Kristin Moriah (@DarkStars_) is an Assistant Professor of English at Queens University and a partner with the Penn State Center for Black Digital Research. Her research interests include Sound Studies and black feminist performance. Her research has been supported by fellowships from the Social Sciences and Research Council of Canada, the Rare Book School at the University of Virginia, and the Harry Ransom Center.

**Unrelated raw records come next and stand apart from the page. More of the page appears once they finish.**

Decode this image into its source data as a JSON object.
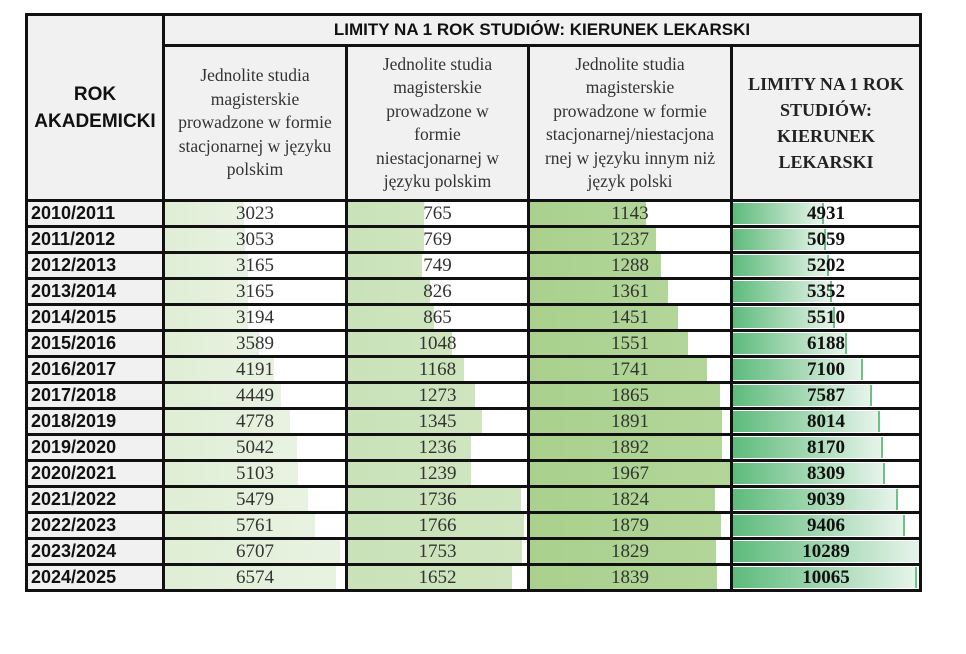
{
  "table": {
    "title": "LIMITY NA 1 ROK STUDIÓW: KIERUNEK LEKARSKI",
    "year_header": [
      "ROK",
      "AKADEMICKI"
    ],
    "columns": [
      {
        "key": "stacjonarne_pl",
        "label_lines": [
          "Jednolite studia",
          "magisterskie",
          "prowadzone w formie",
          "stacjonarnej w języku",
          "polskim"
        ],
        "bar_color": "#dfeed5"
      },
      {
        "key": "niestacjonarne_pl",
        "label_lines": [
          "Jednolite studia",
          "magisterskie",
          "prowadzone w",
          "formie",
          "niestacjonarnej w",
          "języku polskim"
        ],
        "bar_color": "#c9e2b8"
      },
      {
        "key": "obcojezyczne",
        "label_lines": [
          "Jednolite studia",
          "magisterskie",
          "prowadzone w formie",
          "stacjonarnej/niestacjona",
          "rnej w języku innym niż",
          "język polski"
        ],
        "bar_color": "#a9d18d"
      },
      {
        "key": "razem",
        "label_lines": [
          "LIMITY NA 1 ROK",
          "STUDIÓW:",
          "KIERUNEK",
          "LEKARSKI"
        ],
        "bar_color": "#5dbb7c",
        "bold": true
      }
    ],
    "rows": [
      {
        "year": "2010/2011",
        "values": [
          "3023",
          "765",
          "1143",
          "4931"
        ]
      },
      {
        "year": "2011/2012",
        "values": [
          "3053",
          "769",
          "1237",
          "5059"
        ]
      },
      {
        "year": "2012/2013",
        "values": [
          "3165",
          "749",
          "1288",
          "5202"
        ]
      },
      {
        "year": "2013/2014",
        "values": [
          "3165",
          "826",
          "1361",
          "5352"
        ]
      },
      {
        "year": "2014/2015",
        "values": [
          "3194",
          "865",
          "1451",
          "5510"
        ]
      },
      {
        "year": "2015/2016",
        "values": [
          "3589",
          "1048",
          "1551",
          "6188"
        ]
      },
      {
        "year": "2016/2017",
        "values": [
          "4191",
          "1168",
          "1741",
          "7100"
        ]
      },
      {
        "year": "2017/2018",
        "values": [
          "4449",
          "1273",
          "1865",
          "7587"
        ]
      },
      {
        "year": "2018/2019",
        "values": [
          "4778",
          "1345",
          "1891",
          "8014"
        ]
      },
      {
        "year": "2019/2020",
        "values": [
          "5042",
          "1236",
          "1892",
          "8170"
        ]
      },
      {
        "year": "2020/2021",
        "values": [
          "5103",
          "1239",
          "1967",
          "8309"
        ]
      },
      {
        "year": "2021/2022",
        "values": [
          "5479",
          "1736",
          "1824",
          "9039"
        ]
      },
      {
        "year": "2022/2023",
        "values": [
          "5761",
          "1766",
          "1879",
          "9406"
        ]
      },
      {
        "year": "2023/2024",
        "values": [
          "6707",
          "1753",
          "1829",
          "10289"
        ]
      },
      {
        "year": "2024/2025",
        "values": [
          "6574",
          "1652",
          "1839",
          "10065"
        ]
      }
    ],
    "bar_max": [
      6900,
      1800,
      1967,
      10289
    ]
  }
}
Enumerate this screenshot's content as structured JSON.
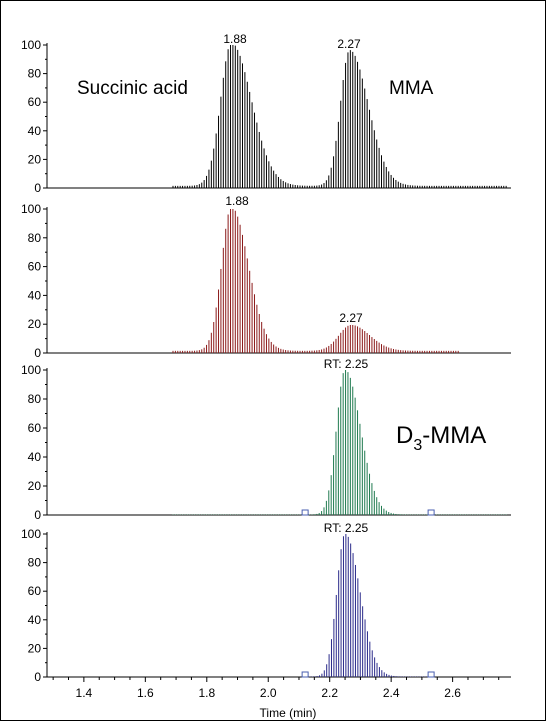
{
  "chart_data": [
    {
      "type": "line",
      "xlabel": "",
      "ylabel": "",
      "xlim": [
        1.28,
        2.79
      ],
      "ylim": [
        0,
        100
      ],
      "color": "#000000",
      "annotations": [
        "Succinic acid",
        "MMA"
      ],
      "peak_labels": [
        {
          "text": "1.88",
          "x": 1.88
        },
        {
          "text": "2.27",
          "x": 2.27
        }
      ],
      "series": [
        {
          "peaks": [
            {
              "center": 1.88,
              "height": 100,
              "sigma": 0.035,
              "tail": 0.065
            },
            {
              "center": 2.265,
              "height": 95,
              "sigma": 0.03,
              "tail": 0.06
            }
          ],
          "baseline": 1.5,
          "x_range": [
            1.69,
            2.78
          ]
        }
      ]
    },
    {
      "type": "line",
      "xlabel": "",
      "ylabel": "",
      "xlim": [
        1.28,
        2.79
      ],
      "ylim": [
        0,
        100
      ],
      "color": "#8b1a1a",
      "annotations": [],
      "peak_labels": [
        {
          "text": "1.88",
          "x": 1.88
        },
        {
          "text": "2.27",
          "x": 2.27
        }
      ],
      "series": [
        {
          "peaks": [
            {
              "center": 1.88,
              "height": 100,
              "sigma": 0.032,
              "tail": 0.055
            },
            {
              "center": 2.27,
              "height": 18,
              "sigma": 0.04,
              "tail": 0.06
            }
          ],
          "baseline": 1.5,
          "x_range": [
            1.69,
            2.62
          ]
        }
      ]
    },
    {
      "type": "line",
      "xlabel": "",
      "ylabel": "",
      "xlim": [
        1.28,
        2.79
      ],
      "ylim": [
        0,
        100
      ],
      "color": "#1f7a4f",
      "annotations": [
        "D3-MMA"
      ],
      "peak_labels": [
        {
          "text": "RT: 2.25",
          "x": 2.25
        }
      ],
      "series": [
        {
          "peaks": [
            {
              "center": 2.25,
              "height": 100,
              "sigma": 0.028,
              "tail": 0.05
            }
          ],
          "baseline": 0.3,
          "x_range": [
            1.69,
            2.78
          ]
        }
      ],
      "integration_markers": [
        2.12,
        2.53
      ]
    },
    {
      "type": "line",
      "xlabel": "Time (min)",
      "ylabel": "",
      "xlim": [
        1.28,
        2.79
      ],
      "ylim": [
        0,
        100
      ],
      "color": "#2a2a8a",
      "annotations": [],
      "peak_labels": [
        {
          "text": "RT: 2.25",
          "x": 2.25
        }
      ],
      "series": [
        {
          "peaks": [
            {
              "center": 2.25,
              "height": 100,
              "sigma": 0.027,
              "tail": 0.048
            }
          ],
          "baseline": 0.3,
          "x_range": [
            2.12,
            2.53
          ]
        }
      ],
      "integration_markers": [
        2.12,
        2.53
      ]
    }
  ],
  "x_ticks": [
    "1.4",
    "1.6",
    "1.8",
    "2.0",
    "2.2",
    "2.4",
    "2.6"
  ],
  "x_tick_values": [
    1.4,
    1.6,
    1.8,
    2.0,
    2.2,
    2.4,
    2.6
  ],
  "y_ticks": [
    "0",
    "20",
    "40",
    "60",
    "80",
    "100"
  ],
  "y_tick_values": [
    0,
    20,
    40,
    60,
    80,
    100
  ],
  "labels": {
    "p1_annot1": "Succinic acid",
    "p1_annot2": "MMA",
    "p1_peak1": "1.88",
    "p1_peak2": "2.27",
    "p2_peak1": "1.88",
    "p2_peak2": "2.27",
    "p3_rt": "RT: 2.25",
    "p3_annot_main": "D",
    "p3_annot_sub": "3",
    "p3_annot_rest": "-MMA",
    "p4_rt": "RT: 2.25",
    "xlabel": "Time (min)"
  }
}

Shirley Moody-Turner (@docmoodyturner) is an Associate Professor of English and African American Studies at Penn State University. She is a founding co-director, with Gabrielle Foreman, of the Center for Black Digital Research and the soon-to-launch Black Women’s Organizing Archive. Her works focuses on recuperating often buried forms of nineteenth and early twentieth century Black women’s intellectual, literary, and social activism. She is the author or editor of four books: Black Folklore and the Politics of Racial Representation, Contemporary African American Literature: The Living Canon (with Lovalarie King), African American Literature in Transition 1900-1910, and the forthcoming Penguin Portable Anna Julia Cooper. She is currently at work on a biography of Anna Julia Cooper.
Curtis Small (@CurtisSmall) is a librarian and coordinator of public services for the special collections department at University of Delaware Library, Museums and Press. In this position, he coordinates the reference, instruction and exhibition programs, and also serves as a curator for the rare book collections. In 2017, Curtis curated the exhibition Issues and Debates in African American Literature at UD Library. In 2019, he was a co-organizer of the Black Bibliographia conference, also at University of Delaware. As a proud team member of the Colored Conventions Project, Curtis works on permissions and outreach. He has also done scholarly research on the print history of the Colored Conventions Movement and the importance of Haiti within the movement. Curtis also works to increase racial diversity among professionals in the fields of archives and Special Collections. He holds a PhD in French from New York University and an MLIS degree from the School of Library and Information Science at Simmons University.
Elizabeth Watts Pope is curator of books and digitized collections at the American Antiquarian Society. She works to connect people to their history by providing access to printed and digitized sources, especially focusing on under-documented groups. Elizabeth has presented widely on early American subjects including black self-publishing, Hawaiian printing, and women’s commonplace books. She has an M.A. in History from the University of Connecticut.
Kevin Wisniewski (@projectorperiod) is the director of Book History and Digital Initiatives at the American Antiquarian Society. He manages the Program in the History of the Book in American Culture (PHBAC) and coordinates efforts to create and maintain digital access to collections and to foster partnerships with the larger academic community. Wisniewski previously taught in the English Department at the University of Maryland. He holds M.A. degrees from the University of Pennsylvania and the University of Baltimore and a Ph.D. from UMBC.